Lewis Spratlan (b.1940) – Dreamworlds (2015)

 

I.  Dreams of a Saint:  St. Francis of Assisi

 

II.  Dreams of a Madman:  Hitler

 

III.  Dreams of a Bureaucrat:  a bureaucrat

 

Composer Lewis Spratlan provides the following notes on his composition Dreamworlds

This piece probes the dreams of three very unlike figures: St. Francis of Assisi, Hitler, and a nameless bureaucrat.  Each movement emerges from some primordial, universal dream tissue, within and against which the actual dreams play out.

St.

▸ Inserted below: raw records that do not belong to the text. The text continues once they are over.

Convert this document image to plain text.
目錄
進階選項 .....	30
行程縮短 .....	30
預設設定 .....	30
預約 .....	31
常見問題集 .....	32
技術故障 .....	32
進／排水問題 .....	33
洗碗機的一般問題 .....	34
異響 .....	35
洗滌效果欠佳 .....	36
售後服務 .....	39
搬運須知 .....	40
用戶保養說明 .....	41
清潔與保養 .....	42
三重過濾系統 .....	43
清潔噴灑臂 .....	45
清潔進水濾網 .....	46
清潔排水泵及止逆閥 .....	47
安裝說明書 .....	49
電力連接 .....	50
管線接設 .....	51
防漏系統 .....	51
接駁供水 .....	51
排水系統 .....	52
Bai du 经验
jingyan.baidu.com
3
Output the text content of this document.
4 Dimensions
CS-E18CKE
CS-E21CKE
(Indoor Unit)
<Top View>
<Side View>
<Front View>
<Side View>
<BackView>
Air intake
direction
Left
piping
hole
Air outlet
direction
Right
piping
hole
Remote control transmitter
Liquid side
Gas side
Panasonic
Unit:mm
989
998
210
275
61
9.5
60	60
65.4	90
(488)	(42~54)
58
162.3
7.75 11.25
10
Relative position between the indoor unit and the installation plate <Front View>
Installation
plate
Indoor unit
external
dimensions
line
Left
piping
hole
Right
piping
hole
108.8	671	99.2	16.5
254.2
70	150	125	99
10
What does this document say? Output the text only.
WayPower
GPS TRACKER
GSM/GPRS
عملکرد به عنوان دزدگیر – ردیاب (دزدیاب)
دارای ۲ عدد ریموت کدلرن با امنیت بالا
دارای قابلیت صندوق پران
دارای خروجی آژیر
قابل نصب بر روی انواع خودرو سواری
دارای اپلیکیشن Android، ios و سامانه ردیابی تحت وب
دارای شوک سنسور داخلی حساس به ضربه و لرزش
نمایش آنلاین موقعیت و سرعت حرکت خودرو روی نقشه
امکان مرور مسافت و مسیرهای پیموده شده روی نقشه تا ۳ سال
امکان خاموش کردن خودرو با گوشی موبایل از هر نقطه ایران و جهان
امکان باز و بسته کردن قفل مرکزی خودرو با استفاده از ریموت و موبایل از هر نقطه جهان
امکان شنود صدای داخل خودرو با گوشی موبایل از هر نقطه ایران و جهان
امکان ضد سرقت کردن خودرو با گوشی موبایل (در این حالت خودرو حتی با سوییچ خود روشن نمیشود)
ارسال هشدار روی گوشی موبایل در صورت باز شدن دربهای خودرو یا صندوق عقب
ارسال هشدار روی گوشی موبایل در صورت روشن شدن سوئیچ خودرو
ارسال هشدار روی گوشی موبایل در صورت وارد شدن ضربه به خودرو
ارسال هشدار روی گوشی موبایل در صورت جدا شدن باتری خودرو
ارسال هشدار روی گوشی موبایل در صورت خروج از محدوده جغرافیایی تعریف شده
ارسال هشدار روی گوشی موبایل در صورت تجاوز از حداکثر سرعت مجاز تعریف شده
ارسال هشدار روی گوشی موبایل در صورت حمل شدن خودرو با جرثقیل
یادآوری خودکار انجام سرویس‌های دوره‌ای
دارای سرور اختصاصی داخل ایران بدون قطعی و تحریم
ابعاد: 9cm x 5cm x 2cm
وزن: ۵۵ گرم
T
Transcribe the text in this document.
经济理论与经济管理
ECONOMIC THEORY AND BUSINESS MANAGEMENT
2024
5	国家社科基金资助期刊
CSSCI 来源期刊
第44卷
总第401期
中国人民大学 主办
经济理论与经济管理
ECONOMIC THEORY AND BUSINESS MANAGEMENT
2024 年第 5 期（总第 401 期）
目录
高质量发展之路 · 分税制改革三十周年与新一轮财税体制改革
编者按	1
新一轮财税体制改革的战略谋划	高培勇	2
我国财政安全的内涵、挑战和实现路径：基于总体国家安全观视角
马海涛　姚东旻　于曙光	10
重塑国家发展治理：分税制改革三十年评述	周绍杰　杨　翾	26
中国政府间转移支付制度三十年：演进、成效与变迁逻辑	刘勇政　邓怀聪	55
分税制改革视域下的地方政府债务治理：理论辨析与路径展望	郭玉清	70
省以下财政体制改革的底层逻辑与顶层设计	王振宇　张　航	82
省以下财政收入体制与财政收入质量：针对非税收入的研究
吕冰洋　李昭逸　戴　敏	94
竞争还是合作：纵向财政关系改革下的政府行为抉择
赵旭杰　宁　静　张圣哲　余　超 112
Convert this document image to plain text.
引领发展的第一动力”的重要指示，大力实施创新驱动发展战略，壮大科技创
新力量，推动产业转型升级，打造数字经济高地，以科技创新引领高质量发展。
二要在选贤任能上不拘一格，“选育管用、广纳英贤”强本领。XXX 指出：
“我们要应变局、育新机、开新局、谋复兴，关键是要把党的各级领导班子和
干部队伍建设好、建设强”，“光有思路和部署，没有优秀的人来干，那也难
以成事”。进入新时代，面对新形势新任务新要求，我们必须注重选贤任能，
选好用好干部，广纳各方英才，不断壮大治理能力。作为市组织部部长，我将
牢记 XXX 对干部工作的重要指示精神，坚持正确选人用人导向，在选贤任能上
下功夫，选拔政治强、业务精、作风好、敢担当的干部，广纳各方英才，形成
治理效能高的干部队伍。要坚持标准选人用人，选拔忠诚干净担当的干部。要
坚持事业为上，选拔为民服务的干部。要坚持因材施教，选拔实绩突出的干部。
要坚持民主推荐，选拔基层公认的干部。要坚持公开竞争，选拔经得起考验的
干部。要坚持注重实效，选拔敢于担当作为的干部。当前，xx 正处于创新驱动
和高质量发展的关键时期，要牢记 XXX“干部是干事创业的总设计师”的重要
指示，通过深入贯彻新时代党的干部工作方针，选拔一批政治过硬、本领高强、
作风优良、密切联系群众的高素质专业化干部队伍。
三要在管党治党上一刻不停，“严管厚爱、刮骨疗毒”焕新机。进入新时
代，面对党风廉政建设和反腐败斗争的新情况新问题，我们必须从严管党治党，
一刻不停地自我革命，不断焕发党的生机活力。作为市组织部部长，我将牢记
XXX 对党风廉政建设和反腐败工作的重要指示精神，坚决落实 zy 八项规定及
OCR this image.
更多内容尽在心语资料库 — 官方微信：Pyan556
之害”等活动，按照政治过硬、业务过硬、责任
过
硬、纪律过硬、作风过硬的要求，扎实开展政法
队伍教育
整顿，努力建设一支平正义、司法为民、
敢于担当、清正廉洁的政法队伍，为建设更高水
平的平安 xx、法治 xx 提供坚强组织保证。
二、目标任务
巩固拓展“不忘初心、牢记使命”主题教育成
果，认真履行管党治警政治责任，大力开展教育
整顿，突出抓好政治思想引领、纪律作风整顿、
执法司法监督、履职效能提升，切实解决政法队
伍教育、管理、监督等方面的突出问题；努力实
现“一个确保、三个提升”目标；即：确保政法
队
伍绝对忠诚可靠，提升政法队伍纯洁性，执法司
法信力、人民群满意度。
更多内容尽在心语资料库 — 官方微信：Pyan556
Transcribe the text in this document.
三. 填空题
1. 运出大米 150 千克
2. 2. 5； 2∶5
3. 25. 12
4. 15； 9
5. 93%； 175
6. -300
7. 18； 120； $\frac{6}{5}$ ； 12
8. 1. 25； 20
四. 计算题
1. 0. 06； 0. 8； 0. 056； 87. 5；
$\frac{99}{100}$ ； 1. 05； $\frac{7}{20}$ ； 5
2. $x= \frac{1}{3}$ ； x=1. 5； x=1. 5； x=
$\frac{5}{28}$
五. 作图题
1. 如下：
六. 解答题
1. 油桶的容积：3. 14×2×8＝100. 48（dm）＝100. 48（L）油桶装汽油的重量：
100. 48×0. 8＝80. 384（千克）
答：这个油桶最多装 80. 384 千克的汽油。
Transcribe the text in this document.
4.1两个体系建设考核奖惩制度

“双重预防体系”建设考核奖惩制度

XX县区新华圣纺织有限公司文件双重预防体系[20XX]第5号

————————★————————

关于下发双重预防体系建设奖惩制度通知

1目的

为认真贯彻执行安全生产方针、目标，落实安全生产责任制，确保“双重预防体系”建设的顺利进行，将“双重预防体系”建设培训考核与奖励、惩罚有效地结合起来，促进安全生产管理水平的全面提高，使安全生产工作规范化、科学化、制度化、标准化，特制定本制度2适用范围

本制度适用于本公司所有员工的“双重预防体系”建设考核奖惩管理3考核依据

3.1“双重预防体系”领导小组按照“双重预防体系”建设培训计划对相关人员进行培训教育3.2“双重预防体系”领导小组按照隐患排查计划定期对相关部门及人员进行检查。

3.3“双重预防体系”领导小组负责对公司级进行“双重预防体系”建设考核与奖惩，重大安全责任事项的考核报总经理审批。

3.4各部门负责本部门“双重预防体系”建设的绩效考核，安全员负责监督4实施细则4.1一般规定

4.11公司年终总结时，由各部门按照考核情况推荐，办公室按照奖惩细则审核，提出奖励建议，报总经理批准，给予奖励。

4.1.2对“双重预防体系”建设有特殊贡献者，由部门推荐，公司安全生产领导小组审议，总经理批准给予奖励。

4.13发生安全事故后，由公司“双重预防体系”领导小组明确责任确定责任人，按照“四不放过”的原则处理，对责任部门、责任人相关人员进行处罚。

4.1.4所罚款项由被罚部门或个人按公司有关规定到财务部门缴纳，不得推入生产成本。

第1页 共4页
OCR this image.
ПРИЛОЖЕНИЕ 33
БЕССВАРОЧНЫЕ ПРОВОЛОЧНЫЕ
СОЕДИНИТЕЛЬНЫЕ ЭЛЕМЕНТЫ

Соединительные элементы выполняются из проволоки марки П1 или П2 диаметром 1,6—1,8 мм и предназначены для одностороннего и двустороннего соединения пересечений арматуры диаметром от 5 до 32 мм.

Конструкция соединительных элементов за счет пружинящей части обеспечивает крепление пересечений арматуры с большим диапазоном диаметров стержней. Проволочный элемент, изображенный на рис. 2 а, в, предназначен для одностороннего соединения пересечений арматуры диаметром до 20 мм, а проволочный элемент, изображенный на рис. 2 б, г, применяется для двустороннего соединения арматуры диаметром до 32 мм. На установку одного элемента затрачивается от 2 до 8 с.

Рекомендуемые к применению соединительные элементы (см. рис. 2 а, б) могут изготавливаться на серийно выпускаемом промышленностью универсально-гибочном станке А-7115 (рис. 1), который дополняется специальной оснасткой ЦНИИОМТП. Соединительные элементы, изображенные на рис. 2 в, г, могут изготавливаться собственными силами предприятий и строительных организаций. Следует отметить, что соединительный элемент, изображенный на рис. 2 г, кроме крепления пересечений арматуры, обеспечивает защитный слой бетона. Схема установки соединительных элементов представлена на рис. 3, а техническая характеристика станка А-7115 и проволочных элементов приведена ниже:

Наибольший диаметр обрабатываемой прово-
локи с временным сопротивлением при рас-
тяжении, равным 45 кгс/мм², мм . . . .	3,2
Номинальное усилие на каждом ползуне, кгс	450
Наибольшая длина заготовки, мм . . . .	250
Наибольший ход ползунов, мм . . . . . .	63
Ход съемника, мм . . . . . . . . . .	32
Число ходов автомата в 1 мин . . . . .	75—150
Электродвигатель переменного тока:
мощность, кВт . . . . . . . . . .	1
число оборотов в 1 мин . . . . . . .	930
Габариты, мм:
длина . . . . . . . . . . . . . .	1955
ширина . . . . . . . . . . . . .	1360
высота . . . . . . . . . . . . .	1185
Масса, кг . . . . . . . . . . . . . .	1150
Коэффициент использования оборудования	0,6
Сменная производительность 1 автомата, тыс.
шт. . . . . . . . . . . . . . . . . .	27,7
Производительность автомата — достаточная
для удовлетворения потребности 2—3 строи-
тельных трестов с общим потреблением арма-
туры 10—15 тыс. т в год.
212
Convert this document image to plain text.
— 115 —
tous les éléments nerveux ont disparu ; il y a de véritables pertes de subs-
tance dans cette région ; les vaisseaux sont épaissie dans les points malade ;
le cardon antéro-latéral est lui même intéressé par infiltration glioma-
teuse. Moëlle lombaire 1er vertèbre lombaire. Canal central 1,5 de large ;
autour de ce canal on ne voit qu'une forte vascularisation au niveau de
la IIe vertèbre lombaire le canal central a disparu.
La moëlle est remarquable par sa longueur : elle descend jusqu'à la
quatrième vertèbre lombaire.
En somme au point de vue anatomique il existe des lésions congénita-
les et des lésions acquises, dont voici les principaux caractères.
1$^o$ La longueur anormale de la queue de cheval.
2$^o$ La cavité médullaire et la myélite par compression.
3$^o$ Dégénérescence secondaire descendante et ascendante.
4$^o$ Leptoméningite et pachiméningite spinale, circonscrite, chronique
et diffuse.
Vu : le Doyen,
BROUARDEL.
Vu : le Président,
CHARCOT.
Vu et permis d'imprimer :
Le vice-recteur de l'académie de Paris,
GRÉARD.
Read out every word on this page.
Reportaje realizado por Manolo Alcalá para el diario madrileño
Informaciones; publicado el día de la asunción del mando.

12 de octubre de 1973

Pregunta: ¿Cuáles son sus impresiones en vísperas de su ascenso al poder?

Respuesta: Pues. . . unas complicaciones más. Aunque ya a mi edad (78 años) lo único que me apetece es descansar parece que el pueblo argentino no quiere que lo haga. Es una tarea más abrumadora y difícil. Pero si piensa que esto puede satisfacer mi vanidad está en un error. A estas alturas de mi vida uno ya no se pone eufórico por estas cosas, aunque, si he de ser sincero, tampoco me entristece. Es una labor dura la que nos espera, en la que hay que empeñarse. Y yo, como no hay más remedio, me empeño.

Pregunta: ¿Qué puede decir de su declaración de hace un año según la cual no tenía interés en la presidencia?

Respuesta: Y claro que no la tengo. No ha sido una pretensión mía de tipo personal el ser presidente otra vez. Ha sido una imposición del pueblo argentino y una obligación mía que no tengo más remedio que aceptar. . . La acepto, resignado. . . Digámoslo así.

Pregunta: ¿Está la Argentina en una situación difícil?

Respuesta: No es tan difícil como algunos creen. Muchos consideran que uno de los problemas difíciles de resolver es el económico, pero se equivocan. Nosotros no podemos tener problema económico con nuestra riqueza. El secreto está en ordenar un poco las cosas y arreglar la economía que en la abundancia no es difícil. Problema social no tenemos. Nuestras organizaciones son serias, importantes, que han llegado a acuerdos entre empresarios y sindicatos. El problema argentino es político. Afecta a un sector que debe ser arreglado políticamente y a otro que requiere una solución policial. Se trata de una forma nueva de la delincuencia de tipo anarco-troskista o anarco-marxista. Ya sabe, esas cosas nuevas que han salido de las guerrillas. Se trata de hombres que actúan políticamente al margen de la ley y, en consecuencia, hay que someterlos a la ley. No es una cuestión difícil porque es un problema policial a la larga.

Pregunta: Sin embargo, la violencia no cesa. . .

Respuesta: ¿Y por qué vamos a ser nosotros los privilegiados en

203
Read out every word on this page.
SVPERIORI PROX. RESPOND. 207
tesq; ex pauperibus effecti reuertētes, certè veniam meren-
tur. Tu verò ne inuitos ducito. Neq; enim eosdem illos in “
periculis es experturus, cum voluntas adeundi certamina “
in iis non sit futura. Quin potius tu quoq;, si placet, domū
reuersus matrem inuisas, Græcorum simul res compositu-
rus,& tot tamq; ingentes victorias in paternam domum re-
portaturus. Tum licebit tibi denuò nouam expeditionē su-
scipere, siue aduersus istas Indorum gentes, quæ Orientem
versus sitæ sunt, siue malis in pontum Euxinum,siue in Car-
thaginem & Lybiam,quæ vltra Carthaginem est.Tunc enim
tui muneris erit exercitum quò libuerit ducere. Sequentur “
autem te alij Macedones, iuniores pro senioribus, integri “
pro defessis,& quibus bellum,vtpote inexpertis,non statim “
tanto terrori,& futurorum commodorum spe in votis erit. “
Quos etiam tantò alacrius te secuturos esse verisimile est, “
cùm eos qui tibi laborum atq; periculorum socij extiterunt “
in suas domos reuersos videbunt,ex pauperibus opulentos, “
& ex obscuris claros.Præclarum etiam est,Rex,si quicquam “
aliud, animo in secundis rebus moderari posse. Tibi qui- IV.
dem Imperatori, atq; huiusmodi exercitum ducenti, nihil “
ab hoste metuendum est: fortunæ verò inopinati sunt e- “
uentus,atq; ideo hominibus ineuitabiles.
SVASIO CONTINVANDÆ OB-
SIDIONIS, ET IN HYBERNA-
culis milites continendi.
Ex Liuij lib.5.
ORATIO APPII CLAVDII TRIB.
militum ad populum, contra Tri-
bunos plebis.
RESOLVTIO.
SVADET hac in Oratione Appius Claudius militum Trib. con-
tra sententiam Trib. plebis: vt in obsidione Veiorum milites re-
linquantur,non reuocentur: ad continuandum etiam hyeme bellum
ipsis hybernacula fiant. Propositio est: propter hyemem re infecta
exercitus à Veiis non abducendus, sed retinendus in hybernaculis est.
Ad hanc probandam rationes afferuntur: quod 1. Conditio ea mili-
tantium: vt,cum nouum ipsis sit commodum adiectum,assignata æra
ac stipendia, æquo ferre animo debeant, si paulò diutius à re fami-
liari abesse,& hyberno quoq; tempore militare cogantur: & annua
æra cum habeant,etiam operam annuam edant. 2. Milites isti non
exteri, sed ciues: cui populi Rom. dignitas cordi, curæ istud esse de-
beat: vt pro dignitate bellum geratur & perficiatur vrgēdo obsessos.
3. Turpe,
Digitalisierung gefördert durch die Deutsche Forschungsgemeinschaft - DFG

Francis dreams repeatedly of his quest for holiness and service to the church, represented here as fragments of Gregorian chant, and his engaged conversation with his bird friends, some of which, e.g. the white-throated sparrow, make solo appearances.  He dreams of his charmed empathy with wolves, who lie down in peace beside him and of his visit to Egypt, where he attempts to persuade the Sultan to end the bloodshed of the crusades.  But his dreams return always to the search for piety and penitence.

Hitler dreams of power, conquest, and appetite, and of holy German art – Beethoven and Wagner and Haydn’s Deutschland über alles.  But world domination through the sacrifices of war increasingly dominates his dreams.  The movement closes in the gas chambers of the “final solution” as life seeps out of the six million and out of der Führer’s dreams.

Our poor bureaucrat is just trying to be good and efficient, but she’s not well prepared and makes embarrassing mistakes that frustrate her, in her dreams, to entropy and paralysis.  Round two: she’s stuck in a repetitive chore that drives her crazy – she’s too good for this – but she keeps at it until the inevitable explosion occurs.  In the third episode pleasant dreams lead her to indulge her romantic side and ultimately to all-out romantic passion, which all too quickly subsides.  She stays in bed a bit late.  Finally the dream tissue melts away and she’s left to go back to work.

Dreamworlds is fondly dedicated to Dana Muller and Gary Steigerwalt, two dear old friends whose dreamy collaborations have been a big part of my listening pleasure for many decades.